Se si esclude il lungo braccio di ferro sullo scudo anti-spread, forse mai come ora Mario Draghi ha sentito su di sé la pressione tedesca. Il recente taglio di un quarto di punto dei tassi, mal digerito dalla Bundesbank per il timing scelto, ha provocato in Germania soprattutto le reazioni contrarie di economisti e stampa. «Un danno per la nostra economia», la sintesi delle accuse. Rispedite ieri al mittente dal presidente della Bce durante un convegno a Berlino. «È seria la preoccupazione che i bassi tassi danneggiano i nostri risparmi, e su certe basi è vero. Ma nello spiegarlo non possiamo guardare ai risparmi come a una voce isolata, dobbiamo considerare anche lo stato dell'economia. E i tassi sono bassi proprio a causa dello stato» di debolezza economica. Al contrario, ha spiegato l'ex governatore di Bankitalia, un giro di vite alla politica monetaria sarebbe deleterio per il sistema, perché finirebbe per rallentare l'economia e porterebbe a un aumento della disoccupazione e a una caduta degli investimenti. Dunque, «penso sia sbagliato criticare la decisione della Bce asserendo che ha danneggiato i risparmiatori in Germania». Semmai «con la ripresa anche i tassi sui risparmi risaliranno».

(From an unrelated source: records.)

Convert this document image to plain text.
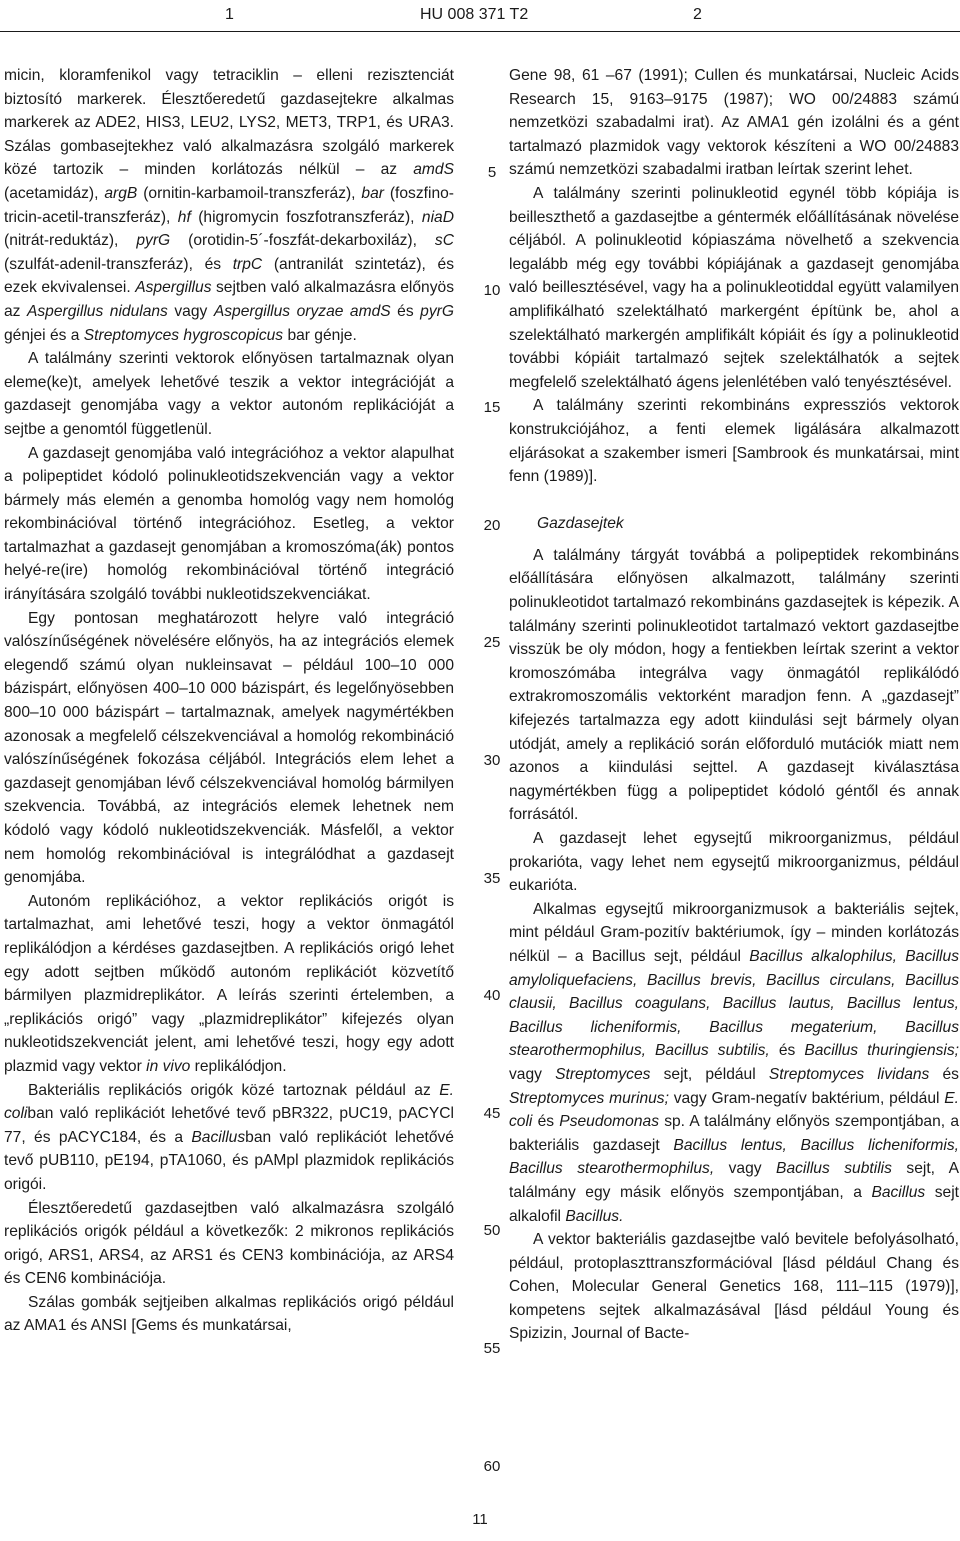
1	HU 008 371 T2	2

micin, kloramfenikol vagy tetraciklin – elleni rezisztenciát biztosító markerek. Élesztőeredetű gazdasejtekre alkalmas markerek az ADE2, HIS3, LEU2, LYS2, MET3, TRP1, és URA3. Szálas gombasejtekhez való alkalmazásra szolgáló markerek közé tartozik – minden korlátozás nélkül – az amdS (acetamidáz), argB (ornitin-karbamoil-transzferáz), bar (foszfino-tricin-acetil-transzferáz), hf (higromycin foszfotranszferáz), niaD (nitrát-reduktáz), pyrG (orotidin-5´-foszfát-dekarboxiláz), sC (szulfát-adenil-transzferáz), és trpC (antranilát szintetáz), és ezek ekvivalensei. Aspergillus sejtben való alkalmazásra előnyös az Aspergillus nidulans vagy Aspergillus oryzae amdS és pyrG génjei és a Streptomyces hygroscopicus bar génje.

A találmány szerinti vektorok előnyösen tartalmaznak olyan eleme(ke)t, amelyek lehetővé teszik a vektor integrációját a gazdasejt genomjába vagy a vektor autonóm replikációját a sejtbe a genomtól függetlenül.

A gazdasejt genomjába való integrációhoz a vektor alapulhat a polipeptidet kódoló polinukleotidszekvencián vagy a vektor bármely más elemén a genomba homológ vagy nem homológ rekombinációval történő integrációhoz. Esetleg, a vektor tartalmazhat a gazdasejt genomjában a kromoszóma(ák) pontos helyé-re(ire) homológ rekombinációval történő integráció irányítására szolgáló további nukleotidszekvenciákat.

Egy pontosan meghatározott helyre való integráció valószínűségének növelésére előnyös, ha az integrációs elemek elegendő számú olyan nukleinsavat – például 100–10 000 bázispárt, előnyösen 400–10 000 bázispárt, és legelőnyösebben 800–10 000 bázispárt – tartalmaznak, amelyek nagymértékben azonosak a megfelelő célszekvenciával a homológ rekombináció valószínűségének fokozása céljából. Integrációs elem lehet a gazdasejt genomjában lévő célszekvenciával homológ bármilyen szekvencia. Továbbá, az integrációs elemek lehetnek nem kódoló vagy kódoló nukleotidszekvenciák. Másfelől, a vektor nem homológ rekombinációval is integrálódhat a gazdasejt genomjába.

Autonóm replikációhoz, a vektor replikációs origót is tartalmazhat, ami lehetővé teszi, hogy a vektor önmagától replikálódjon a kérdéses gazdasejtben. A replikációs origó lehet egy adott sejtben működő autonóm replikációt közvetítő bármilyen plazmidreplikátor. A leírás szerinti értelemben, a „replikációs origó” vagy „plazmidreplikátor” kifejezés olyan nukleotidszekvenciát jelent, ami lehetővé teszi, hogy egy adott plazmid vagy vektor in vivo replikálódjon.

Bakteriális replikációs origók közé tartoznak például az E. coliban való replikációt lehetővé tevő pBR322, pUC19, pACYCl 77, és pACYC184, és a Bacillusban való replikációt lehetővé tevő pUB110, pE194, pTA1060, és pAMpl plazmidok replikációs origói.

Élesztőeredetű gazdasejtben való alkalmazásra szolgáló replikációs origók például a következők: 2 mikronos replikációs origó, ARS1, ARS4, az ARS1 és CEN3 kombinációja, az ARS4 és CEN6 kombinációja.

Szálas gombák sejtjeiben alkalmas replikációs origó például az AMA1 és ANSI [Gems és munkatársai,

5
10
15
20
25
30
35
40
45
50
55
60

Gene 98, 61 –67 (1991); Cullen és munkatársai, Nucleic Acids Research 15, 9163–9175 (1987); WO 00/24883 számú nemzetközi szabadalmi irat). Az AMA1 gén izolálni és a gént tartalmazó plazmidok vagy vektorok készíteni a WO 00/24883 számú nemzetközi szabadalmi iratban leírtak szerint lehet.

A találmány szerinti polinukleotid egynél több kópiája is beilleszthető a gazdasejtbe a géntermék előállításának növelése céljából. A polinukleotid kópiaszáma növelhető a szekvencia legalább még egy további kópiájának a gazdasejt genomjába való beillesztésével, vagy ha a polinukleotiddal együtt valamilyen amplifikálható szelektálható markergént építünk be, ahol a szelektálható markergén amplifikált kópiáit és így a polinukleotid további kópiáit tartalmazó sejtek szelektálhatók a sejtek megfelelő szelektálható ágens jelenlétében való tenyésztésével.

A találmány szerinti rekombináns expressziós vektorok konstrukciójához, a fenti elemek ligálására alkalmazott eljárásokat a szakember ismeri [Sambrook és munkatársai, mint fenn (1989)].

Gazdasejtek

A találmány tárgyát továbbá a polipeptidek rekombináns előállítására előnyösen alkalmazott, találmány szerinti polinukleotidot tartalmazó rekombináns gazdasejtek is képezik. A találmány szerinti polinukleotidot tartalmazó vektort gazdasejtbe visszük be oly módon, hogy a fentiekben leírtak szerint a vektor kromoszómába integrálva vagy önmagától replikálódó extrakromoszomális vektorként maradjon fenn. A „gazdasejt” kifejezés tartalmazza egy adott kiindulási sejt bármely olyan utódját, amely a replikáció során előforduló mutációk miatt nem azonos a kiindulási sejttel. A gazdasejt kiválasztása nagymértékben függ a polipeptidet kódoló géntől és annak forrásától.

A gazdasejt lehet egysejtű mikroorganizmus, például prokarióta, vagy lehet nem egysejtű mikroorganizmus, például eukarióta.

Alkalmas egysejtű mikroorganizmusok a bakteriális sejtek, mint például Gram-pozitív baktériumok, így – minden korlátozás nélkül – a Bacillus sejt, például Bacillus alkalophilus, Bacillus amyloliquefaciens, Bacillus brevis, Bacillus circulans, Bacillus clausii, Bacillus coagulans, Bacillus lautus, Bacillus lentus, Bacillus licheniformis, Bacillus megaterium, Bacillus stearothermophilus, Bacillus subtilis, és Bacillus thuringiensis; vagy Streptomyces sejt, például Streptomyces lividans és Streptomyces murinus; vagy Gram-negatív baktérium, például E. coli és Pseudomonas sp. A találmány előnyös szempontjában, a bakteriális gazdasejt Bacillus lentus, Bacillus licheniformis, Bacillus stearothermophilus, vagy Bacillus subtilis sejt, A találmány egy másik előnyös szempontjában, a Bacillus sejt alkalofil Bacillus.

A vektor bakteriális gazdasejtbe való bevitele befolyásolható, például, protoplaszttranszformációval [lásd például Chang és Cohen, Molecular General Genetics 168, 111–115 (1979)], kompetens sejtek alkalmazásával [lásd például Young és Spizizin, Journal of Bacte-

11
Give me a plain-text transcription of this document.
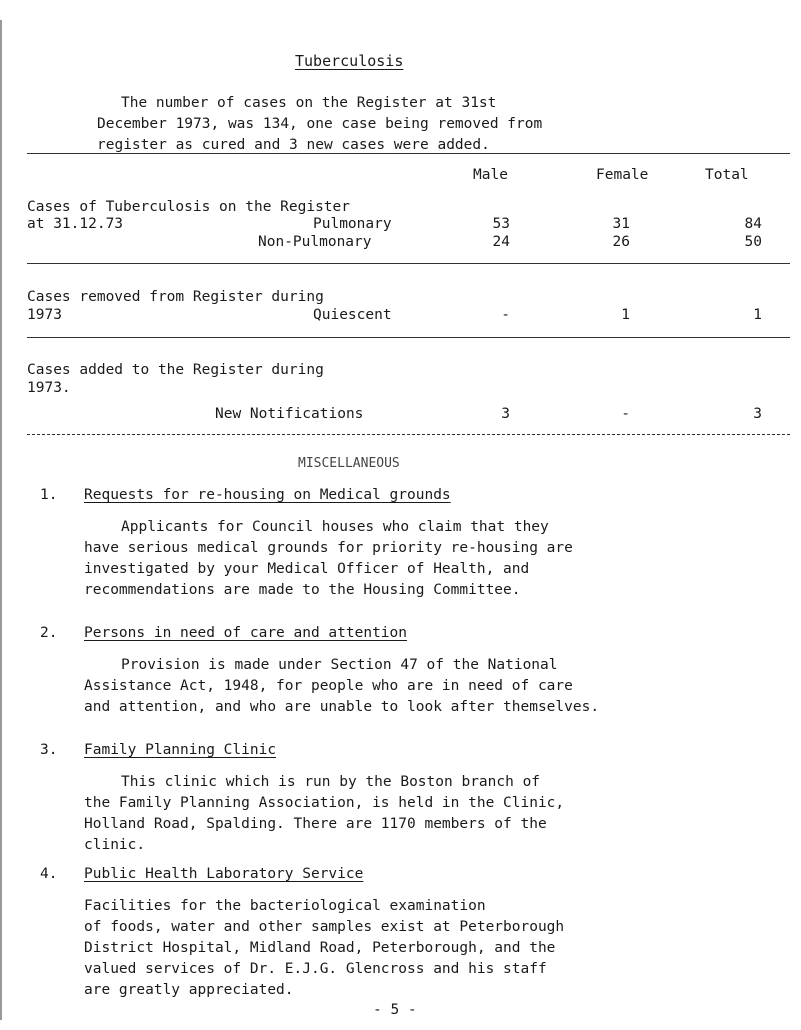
Tuberculosis
The number of cases on the Register at 31st
December 1973, was 134, one case being removed from
register as cured and 3 new cases were added.
Male	Female	Total
Cases of Tuberculosis on the Register
at 31.12.73	Pulmonary	53	31	84
Non-Pulmonary	24	26	50
Cases removed from Register during
1973	Quiescent	-	1	1
Cases added to the Register during
1973.
New Notifications	3	-	3
MISCELLANEOUS
1. Requests for re-housing on Medical grounds
Applicants for Council houses who claim that they
have serious medical grounds for priority re-housing are
investigated by your Medical Officer of Health, and
recommendations are made to the Housing Committee.
2. Persons in need of care and attention
Provision is made under Section 47 of the National
Assistance Act, 1948, for people who are in need of care
and attention, and who are unable to look after themselves.
3. Family Planning Clinic
This clinic which is run by the Boston branch of
the Family Planning Association, is held in the Clinic,
Holland Road, Spalding. There are 1170 members of the
clinic.
4. Public Health Laboratory Service
Facilities for the bacteriological examination
of foods, water and other samples exist at Peterborough
District Hospital, Midland Road, Peterborough, and the
valued services of Dr. E.J.G. Glencross and his staff
are greatly appreciated.
- 5 -
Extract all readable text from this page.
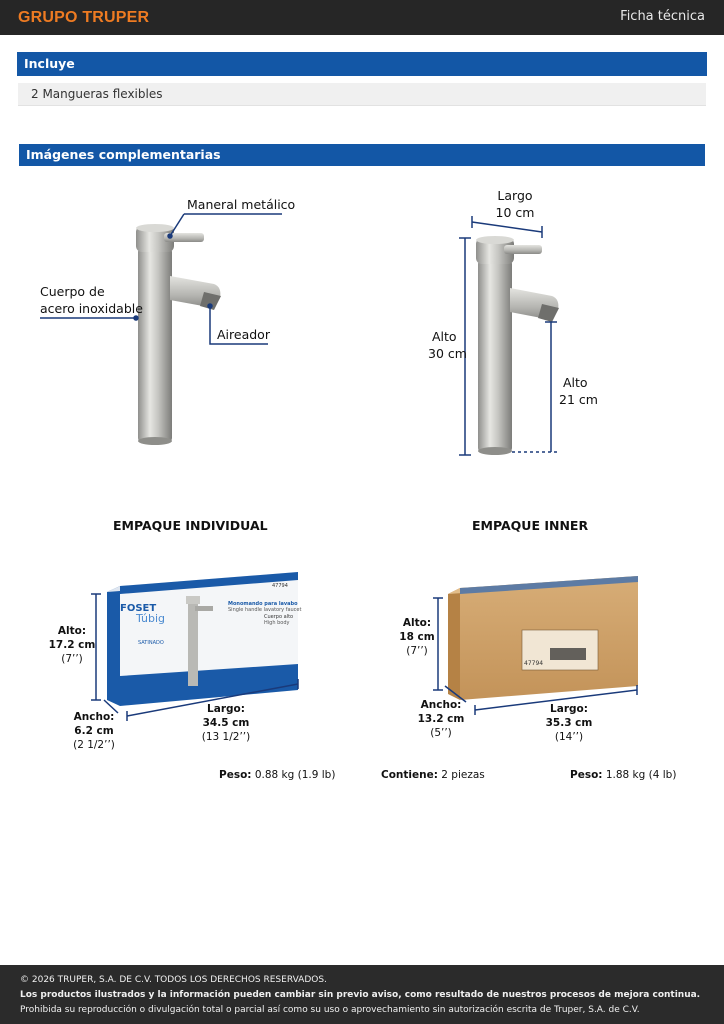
GRUPO TRUPER	Ficha técnica
Incluye
2 Mangueras flexibles
Imágenes complementarias
FOSET
Túbig
SATINADO
47794
Monomando para lavabo
Single handle lavatory faucet
Cuerpo alto
High body
47794
Maneral metálico
Cuerpo de
acero inoxidable
Aireador
Largo
10 cm
Alto
30 cm
Alto
21 cm
EMPAQUE INDIVIDUAL	EMPAQUE INNER
Alto:
17.2 cm
(7’’)
Ancho:
6.2 cm
(2 1/2’’)
Largo:
34.5 cm
(13 1/2’’)
Alto:
18 cm
(7’’)
Ancho:
13.2 cm
(5’’)
Largo:
35.3 cm
(14’’)
Peso: 0.88 kg (1.9 lb)	Contiene: 2 piezas	Peso: 1.88 kg (4 lb)
© 2026 TRUPER, S.A. DE C.V. TODOS LOS DERECHOS RESERVADOS.
Los productos ilustrados y la información pueden cambiar sin previo aviso, como resultado de nuestros procesos de mejora continua.
Prohibida su reproducción o divulgación total o parcial así como su uso o aprovechamiento sin autorización escrita de Truper, S.A. de C.V.
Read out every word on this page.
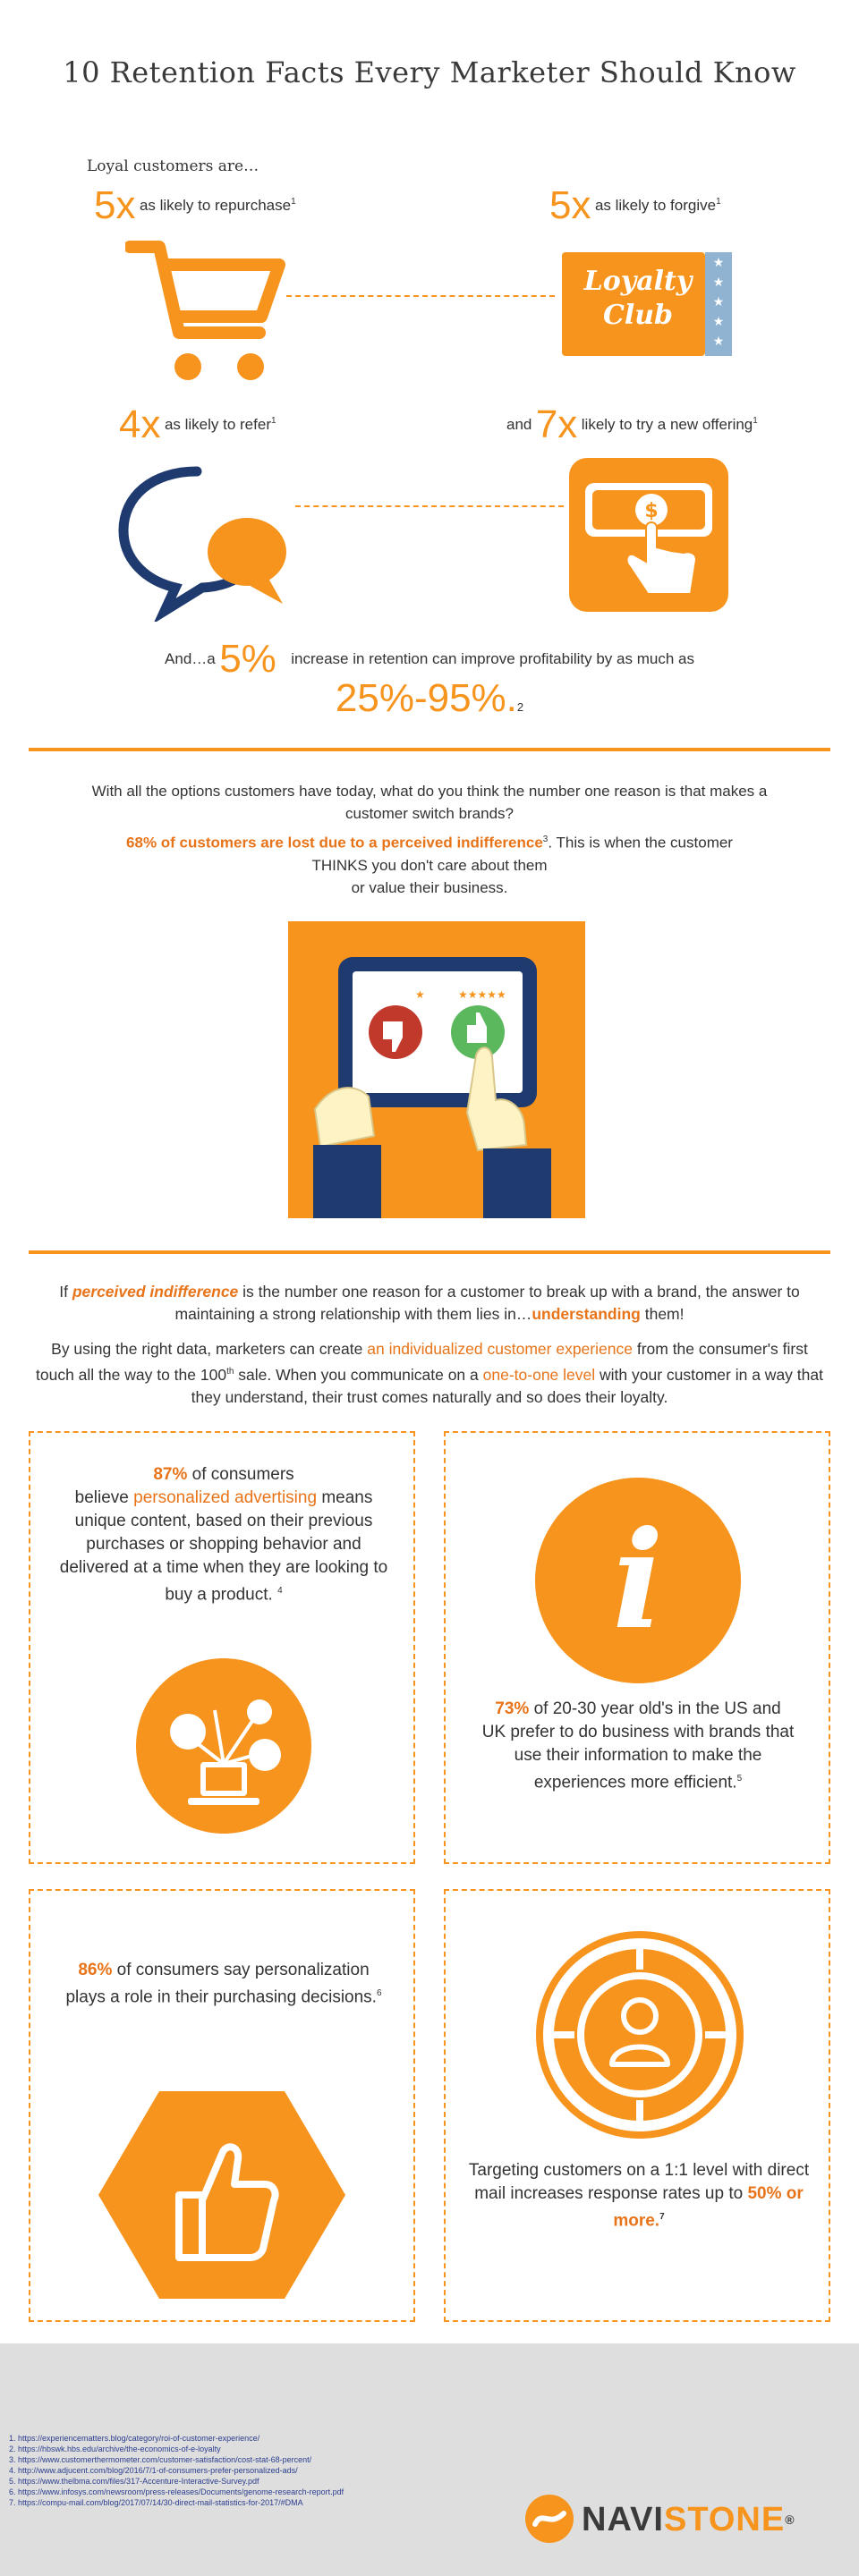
10 Retention Facts Every Marketer Should Know
Loyal customers are…
5x as likely to repurchase$^1$	5x as likely to forgive$^1$
★
★
★
★
★
Loyalty
Club
4x as likely to refer$^1$	and 7x likely to try a new offering$^1$
$
And…a 5% increase in retention can improve profitability by as much as
25%-95%.2
With all the options customers have today, what do you think the number one reason is that makes a customer switch brands?
68% of customers are lost due to a perceived indifference$^3$. This is when the customer THINKS you don't care about them
or value their business.
★	★★★★★
If perceived indifference is the number one reason for a customer to break up with a brand, the answer to maintaining a strong relationship with them lies in…understanding them!
By using the right data, marketers can create an individualized customer experience from the consumer's first touch all the way to the 100th sale. When you communicate on a one-to-one level with your customer in a way that they understand, their trust comes naturally and so does their loyalty.
87% of consumers
believe personalized advertising means unique content, based on their previous purchases or shopping behavior and delivered at a time when they are looking to buy a product. $^4$	i
73% of 20-30 year old's in the US and UK prefer to do business with brands that use their information to make the experiences more efficient.$^5$
86% of consumers say personalization plays a role in their purchasing decisions.$^6$
Targeting customers on a 1:1 level with direct mail increases response rates up to 50% or more.$^7$
1. https://experiencematters.blog/category/roi-of-customer-experience/
2. https://hbswk.hbs.edu/archive/the-economics-of-e-loyalty
3. https://www.customerthermometer.com/customer-satisfaction/cost-stat-68-percent/
4. http://www.adjucent.com/blog/2016/7/1-of-consumers-prefer-personalized-ads/
5. https://www.thelbma.com/files/317-Accenture-Interactive-Survey.pdf
6. https://www.infosys.com/newsroom/press-releases/Documents/genome-research-report.pdf
7. https://compu-mail.com/blog/2017/07/14/30-direct-mail-statistics-for-2017/#DMA	NAVISTONE®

L'idea poi che l'Eurotower possa agire con l'intento di favorire alcuni Paesi viene considerata «profondamente scorretta». Alla Bce «non siamo tedeschi, francesi, spagnoli o italiani: ma europei, e operiamo nell'interesse di tutti». Più volte, anche di recente, la Bce è stata tacciata di essere una sorta di dependance di Bankitalia, pronta ad assecondare ogni desiderata della Penisola. «Abbiamo bisogno di una politica monetaria per 17 Stati - è stata la risposta del numero uno della Banca centrale - che è diversa da quella per un Paese solo». Non è quindi il momento delle divisioni, ma semmai di avere un'Eurozona ancor più coesa e capace di muoversi con l'obiettivo di ottenere «un ambiente macroeconomico stabile, riforme strutturali che aiutino la crescita e un settore bancario sano». La seconda condizione non appare però, agli occhi di più di un osservatore, ancora soddisfacente. Troppe esitazioni, troppe lentezze, troppo timore di scardinare meccanismi sedimentati. Draghi ha una sua ricetta per accelerare il processo: «Se siamo insoddisfatti del passo delle riforme strutturali in alcuni Paesi forse è venuto il momento di metterle sotto gestione europea, farle gestire da Bruxelles con un controllo europeo e con una disciplina comune».
Un'idea che, con buona probabilità, farà però storcere il naso a chi teme una perdita di sovranità nazionale. Ma nella visione unitaria di Draghi «la risposta ai problemi dell'Eurozona non può essere quella di voler indebolire le sue economie più forti. Piuttosto, è necessario rafforzare le economie più deboli». La Germania, ha ricordato, è «un buon esempio di come si possa fare solide basi alla crescita». Il Paese «ha imprese competitive e innovative, il cosiddetto Mittelstand, che è integrato in processi globali di generazione di valore, e questo limita l'impatto del rallentamento economico sui giovani». Un traguardo raggiunto anche grazie alle parti sociali, cui va riconosciuto il merito di essere «riuscite a capire la necessità di adeguare i modelli di business all'economia globalizzata».